By Mark Ward
Technology correspondent, BBC News website, San Diego
Scottish researchers are turning to camera phones to help bridge the virtual and real worlds.
Invisible art works adorn buildings around Edinburgh
Using image-matching algorithms the researchers have found a way to adorn the real world with digital content.
The technology has already been used to create a guide of Edinburgh that allows people to find virtual artworks placed around the city using their mobile.
Another related project uses the technology to automatically update a person's blog with their location.
"It's about using a camera phone as a magic wand," said Dr Mark Wright of the Division of Informatics at the University of Edinburgh who came up with the idea.
At the heart of Spellbinder, as the project is known, is a database of all the places that participants have added data to. People query it by taking a snap of a location with their phone then using multimedia text messages to send it to Spellbinder.
Dr Wright said powerful image-matching algorithms are used to analyse the image that can deal with snaps of the same place being taken under different lighting conditions or orientations.
Once Spellbinder has worked out the location of an image it consults the database and sends back an image with the extras added to it.
Previous projects to augment the real world with digital content used barcodes on objects or a software download that participants installed on their phones.

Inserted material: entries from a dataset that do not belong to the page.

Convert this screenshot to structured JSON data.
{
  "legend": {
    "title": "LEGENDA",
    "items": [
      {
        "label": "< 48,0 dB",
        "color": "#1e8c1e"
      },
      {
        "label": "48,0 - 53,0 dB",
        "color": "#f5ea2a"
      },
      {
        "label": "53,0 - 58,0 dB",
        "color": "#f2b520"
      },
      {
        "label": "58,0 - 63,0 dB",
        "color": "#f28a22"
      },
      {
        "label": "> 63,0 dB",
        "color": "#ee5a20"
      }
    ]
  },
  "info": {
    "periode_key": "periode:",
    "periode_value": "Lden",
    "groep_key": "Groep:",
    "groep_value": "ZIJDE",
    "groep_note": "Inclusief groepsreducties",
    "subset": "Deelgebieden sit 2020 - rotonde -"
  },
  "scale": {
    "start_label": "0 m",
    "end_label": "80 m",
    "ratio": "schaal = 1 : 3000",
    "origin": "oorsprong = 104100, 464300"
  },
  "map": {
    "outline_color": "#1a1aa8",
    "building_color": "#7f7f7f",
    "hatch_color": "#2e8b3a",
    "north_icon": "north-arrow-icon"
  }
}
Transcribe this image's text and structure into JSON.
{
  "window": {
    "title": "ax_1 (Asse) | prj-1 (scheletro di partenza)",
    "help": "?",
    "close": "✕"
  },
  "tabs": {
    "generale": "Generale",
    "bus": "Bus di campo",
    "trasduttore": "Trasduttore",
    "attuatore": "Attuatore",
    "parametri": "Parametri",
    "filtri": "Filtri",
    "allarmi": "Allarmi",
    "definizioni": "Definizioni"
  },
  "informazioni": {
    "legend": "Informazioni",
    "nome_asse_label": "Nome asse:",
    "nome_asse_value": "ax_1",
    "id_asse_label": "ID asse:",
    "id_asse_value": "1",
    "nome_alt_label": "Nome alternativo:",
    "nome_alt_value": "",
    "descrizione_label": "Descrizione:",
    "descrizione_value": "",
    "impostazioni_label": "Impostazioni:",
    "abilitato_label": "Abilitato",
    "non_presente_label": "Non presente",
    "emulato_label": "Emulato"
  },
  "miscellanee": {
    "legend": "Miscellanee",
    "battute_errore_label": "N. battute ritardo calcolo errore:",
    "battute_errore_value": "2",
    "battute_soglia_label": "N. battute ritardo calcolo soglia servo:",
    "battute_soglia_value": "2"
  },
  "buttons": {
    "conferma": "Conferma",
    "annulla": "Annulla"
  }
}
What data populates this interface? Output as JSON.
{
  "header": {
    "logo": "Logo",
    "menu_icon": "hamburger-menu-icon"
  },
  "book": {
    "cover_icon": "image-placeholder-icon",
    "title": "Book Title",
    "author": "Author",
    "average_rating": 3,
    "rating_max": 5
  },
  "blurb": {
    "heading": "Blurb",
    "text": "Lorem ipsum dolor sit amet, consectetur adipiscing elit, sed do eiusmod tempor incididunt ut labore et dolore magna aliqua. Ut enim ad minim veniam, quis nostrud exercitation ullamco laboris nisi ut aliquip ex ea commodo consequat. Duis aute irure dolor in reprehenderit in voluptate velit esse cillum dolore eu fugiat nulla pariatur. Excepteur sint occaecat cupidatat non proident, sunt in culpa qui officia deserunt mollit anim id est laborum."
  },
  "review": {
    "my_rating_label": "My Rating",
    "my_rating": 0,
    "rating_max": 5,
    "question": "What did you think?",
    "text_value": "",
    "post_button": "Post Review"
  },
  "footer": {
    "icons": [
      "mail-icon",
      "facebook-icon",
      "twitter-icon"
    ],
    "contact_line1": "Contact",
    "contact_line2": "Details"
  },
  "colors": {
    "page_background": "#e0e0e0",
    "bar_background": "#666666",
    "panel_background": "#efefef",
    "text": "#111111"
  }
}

Gamers shoot snaps of the images on rival players' clothes
But barcodes required someone to go out labelling everything, Dr Wright said, and software can be hard to maintain and tweak for every possible handset that could use it.
The first use of the system has been in an Invisible Art project set in Edinburgh. This, said Dr Wright, encouraged people to explore the city and take snaps of landmarks to see whether others had added anything to them.
A game has also been developed using the system in which players wear a large individual image on their body and are given a "base" or location to protect.
Points are given for shooting snaps of the images on rival players' clothes or of their base.
Another project called Comera could be a boon to keen bloggers or users of social networking sites such as Facebook or MySpace as it consults the Spellbinder database to automatically update webpages with location data.
Although Spellbinder has been used to spot locations it could, said Dr Wright, be used to match almost anything.
"With Spellbinder, the real world becomes a computational resource," he said.
The project was unveiled at the Siggraph show held in San Diego, US from 5-9 August.